Several months after the Southeast Asian platform firm announced a rainy-weather tax in Vietnam, an additional fee was imposed when the local temperature exceeded 35 degrees Celsius.
“Working under such bad weather conditions can be tough on our driver- and delivery partners. We want to ensure they are fairly compensated for it,” according to the Thomson Reuters Foundation, a Grab spokesperson released a statement.
Grab’s motorcycle taxi, food, and grocery deliveries, and quick delivery services cost 5,000 Vietnamese dongs ($0.21) each in Hanoi and Ho Chi Minh City, while the 3,000 dong fee is waived in those cities.
A Grab driver in Ho Chi Minh City named Nguyen Tuan said the extra compensation gave him and his colleagues motivation to work in any weather.
“If I don’t work, where do I get money to eat? I make a living day by day,” Tuan, a food-delivery and motorcycle-taxi driver, says he works several hours a day.

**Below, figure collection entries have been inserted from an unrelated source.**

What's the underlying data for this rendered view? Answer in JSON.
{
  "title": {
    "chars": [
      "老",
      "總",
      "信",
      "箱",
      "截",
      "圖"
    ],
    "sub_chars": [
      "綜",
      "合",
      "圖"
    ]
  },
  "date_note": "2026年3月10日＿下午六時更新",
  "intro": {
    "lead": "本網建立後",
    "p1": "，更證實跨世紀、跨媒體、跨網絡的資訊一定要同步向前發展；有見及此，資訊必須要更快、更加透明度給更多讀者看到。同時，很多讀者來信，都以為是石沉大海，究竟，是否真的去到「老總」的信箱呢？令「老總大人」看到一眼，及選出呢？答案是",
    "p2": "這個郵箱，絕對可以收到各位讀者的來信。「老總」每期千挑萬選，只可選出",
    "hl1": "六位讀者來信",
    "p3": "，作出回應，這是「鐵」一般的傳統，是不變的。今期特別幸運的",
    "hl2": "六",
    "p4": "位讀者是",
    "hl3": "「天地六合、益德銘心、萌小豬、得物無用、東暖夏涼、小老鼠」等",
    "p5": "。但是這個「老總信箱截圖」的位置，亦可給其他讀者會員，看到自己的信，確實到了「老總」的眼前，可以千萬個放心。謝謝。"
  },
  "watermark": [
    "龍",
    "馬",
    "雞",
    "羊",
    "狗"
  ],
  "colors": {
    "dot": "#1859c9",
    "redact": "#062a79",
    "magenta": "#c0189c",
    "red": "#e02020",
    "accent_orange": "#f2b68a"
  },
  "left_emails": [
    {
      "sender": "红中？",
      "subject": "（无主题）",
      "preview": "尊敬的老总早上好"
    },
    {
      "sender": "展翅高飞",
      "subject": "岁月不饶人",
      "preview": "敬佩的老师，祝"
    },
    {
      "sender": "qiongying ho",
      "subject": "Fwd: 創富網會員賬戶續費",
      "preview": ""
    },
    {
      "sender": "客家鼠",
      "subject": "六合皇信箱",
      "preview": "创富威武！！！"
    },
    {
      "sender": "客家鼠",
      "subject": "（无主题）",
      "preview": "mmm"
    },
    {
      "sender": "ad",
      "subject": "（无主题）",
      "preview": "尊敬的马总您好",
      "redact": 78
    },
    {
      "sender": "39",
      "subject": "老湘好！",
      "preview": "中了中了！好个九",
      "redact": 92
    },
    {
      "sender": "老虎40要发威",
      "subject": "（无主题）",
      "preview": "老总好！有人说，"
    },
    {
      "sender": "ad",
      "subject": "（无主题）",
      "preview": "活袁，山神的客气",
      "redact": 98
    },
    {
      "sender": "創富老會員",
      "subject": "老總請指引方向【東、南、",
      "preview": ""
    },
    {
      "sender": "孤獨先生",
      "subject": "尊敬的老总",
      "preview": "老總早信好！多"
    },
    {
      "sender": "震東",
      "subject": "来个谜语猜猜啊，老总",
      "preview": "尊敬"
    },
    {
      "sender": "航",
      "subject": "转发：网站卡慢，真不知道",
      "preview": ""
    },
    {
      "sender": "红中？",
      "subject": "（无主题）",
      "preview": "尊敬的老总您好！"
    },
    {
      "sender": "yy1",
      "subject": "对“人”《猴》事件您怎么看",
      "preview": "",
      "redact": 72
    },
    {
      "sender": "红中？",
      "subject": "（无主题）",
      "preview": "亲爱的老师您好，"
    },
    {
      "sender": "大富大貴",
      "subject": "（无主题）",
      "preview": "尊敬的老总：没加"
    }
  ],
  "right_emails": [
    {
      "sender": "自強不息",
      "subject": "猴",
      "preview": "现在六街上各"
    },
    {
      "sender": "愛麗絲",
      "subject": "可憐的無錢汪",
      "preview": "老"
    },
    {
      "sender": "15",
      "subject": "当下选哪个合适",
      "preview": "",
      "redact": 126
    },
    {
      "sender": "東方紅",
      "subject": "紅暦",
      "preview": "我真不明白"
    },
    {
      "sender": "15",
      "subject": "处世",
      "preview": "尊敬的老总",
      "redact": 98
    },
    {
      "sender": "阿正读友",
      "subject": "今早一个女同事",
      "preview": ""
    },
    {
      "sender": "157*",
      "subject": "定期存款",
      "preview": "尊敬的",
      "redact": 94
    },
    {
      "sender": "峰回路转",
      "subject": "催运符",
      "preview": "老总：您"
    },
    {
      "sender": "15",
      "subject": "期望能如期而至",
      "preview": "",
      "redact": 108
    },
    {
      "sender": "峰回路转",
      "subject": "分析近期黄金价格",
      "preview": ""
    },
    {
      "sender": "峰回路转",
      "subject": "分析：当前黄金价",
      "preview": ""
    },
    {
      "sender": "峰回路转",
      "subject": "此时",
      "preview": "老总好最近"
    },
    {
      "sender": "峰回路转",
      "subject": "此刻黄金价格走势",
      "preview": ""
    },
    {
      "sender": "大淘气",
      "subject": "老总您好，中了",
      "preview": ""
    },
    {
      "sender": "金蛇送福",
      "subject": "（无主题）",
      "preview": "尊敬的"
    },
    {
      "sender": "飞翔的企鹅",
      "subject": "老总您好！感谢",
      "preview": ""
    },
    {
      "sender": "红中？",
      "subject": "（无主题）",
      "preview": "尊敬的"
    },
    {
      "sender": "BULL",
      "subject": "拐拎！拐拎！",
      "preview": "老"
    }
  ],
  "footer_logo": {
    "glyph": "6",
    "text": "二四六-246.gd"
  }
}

Delivery and ride-hailing platforms are increasingly being scrutinized for the climate-warming emissions they produce as a result of traffic congestion and the packaging they use.

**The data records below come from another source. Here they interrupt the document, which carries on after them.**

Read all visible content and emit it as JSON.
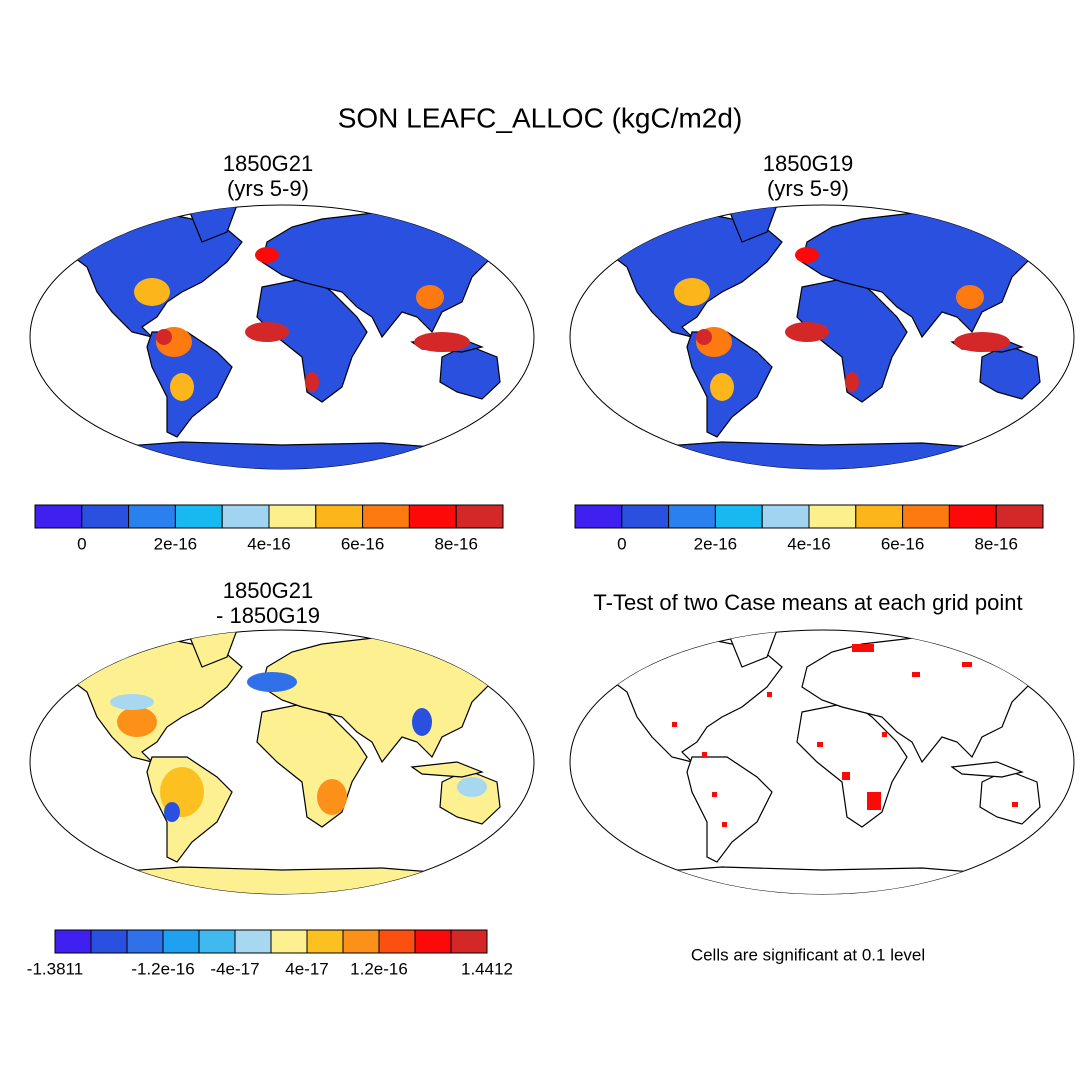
{
  "title": "SON LEAFC_ALLOC (kgC/m2d)",
  "panels": [
    {
      "title_lines": [
        "1850G21",
        "(yrs 5-9)"
      ],
      "colorbar": {
        "colors": [
          "#4020f0",
          "#2a50e0",
          "#2a80ee",
          "#18b8f0",
          "#a0d4f0",
          "#fcf08c",
          "#fcb61c",
          "#fc7a10",
          "#fc0a0a",
          "#d42828"
        ],
        "labels": [
          null,
          "0",
          null,
          "2e-16",
          null,
          "4e-16",
          null,
          "6e-16",
          null,
          "8e-16",
          null
        ]
      }
    },
    {
      "title_lines": [
        "1850G19",
        "(yrs 5-9)"
      ],
      "colorbar": {
        "colors": [
          "#4020f0",
          "#2a50e0",
          "#2a80ee",
          "#18b8f0",
          "#a0d4f0",
          "#fcf08c",
          "#fcb61c",
          "#fc7a10",
          "#fc0a0a",
          "#d42828"
        ],
        "labels": [
          null,
          "0",
          null,
          "2e-16",
          null,
          "4e-16",
          null,
          "6e-16",
          null,
          "8e-16",
          null
        ]
      }
    },
    {
      "title_lines": [
        "1850G21",
        "- 1850G19"
      ],
      "colorbar": {
        "colors": [
          "#4020f0",
          "#2a50e0",
          "#3070e8",
          "#20a0f0",
          "#40b8f0",
          "#a8d8f0",
          "#fcf090",
          "#fcc020",
          "#fc9018",
          "#fc5010",
          "#fc0a0a",
          "#d42828"
        ],
        "labels": [
          "-1.3811",
          null,
          null,
          "-1.2e-16",
          null,
          "-4e-17",
          null,
          "4e-17",
          null,
          "1.2e-16",
          null,
          null,
          "1.4412"
        ]
      }
    },
    {
      "title_lines": [
        "T-Test of two Case means at each grid point"
      ],
      "note": "Cells are significant at 0.1 level"
    }
  ]
}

In contrast, little attention has been paid to the challenges faced by riders and drivers in extreme weather, as they often work long shifts, wait for orders on street corners, or have limited access to medical care.
As climate change brings more frequent and intense heatwaves and floods around the world, questions are being raised about the health effects on the most vulnerable in the labor force, which are only now being brought to the public’s attention.
As e-commerce and the “platformization” of work have grown in popularity in recent years, so has the demand for gig work, which advocates say provides both parties with greater freedom and flexibility. The pandemic only fueled the demand for the product.
Protesters, on the other hand, argue that this system exploits workers who have few other options and undermines hard-won labor rights by treating gig workers in developing countries as casual workers.
High humidity and temperatures above 35 degrees Celsius can lead to heat stress, according to the International Labor Organization. If a person’s body temperature rises above 40 degrees Celsius, they may suffer from heat stroke.
Delivery workers in the United Arab Emirates (UAE) are exempt from taking a mandatory break from 12.30 pm to 3 pm, between June 15 and September 15, because of the “risks of exposure to high temperatures” they face during the summer which can reach 45 degrees Celsius.
Employers who require their workers to work during these hours must provide them with cold drinking water, first aid kits, cooling facilities, and rest areas with shady cover.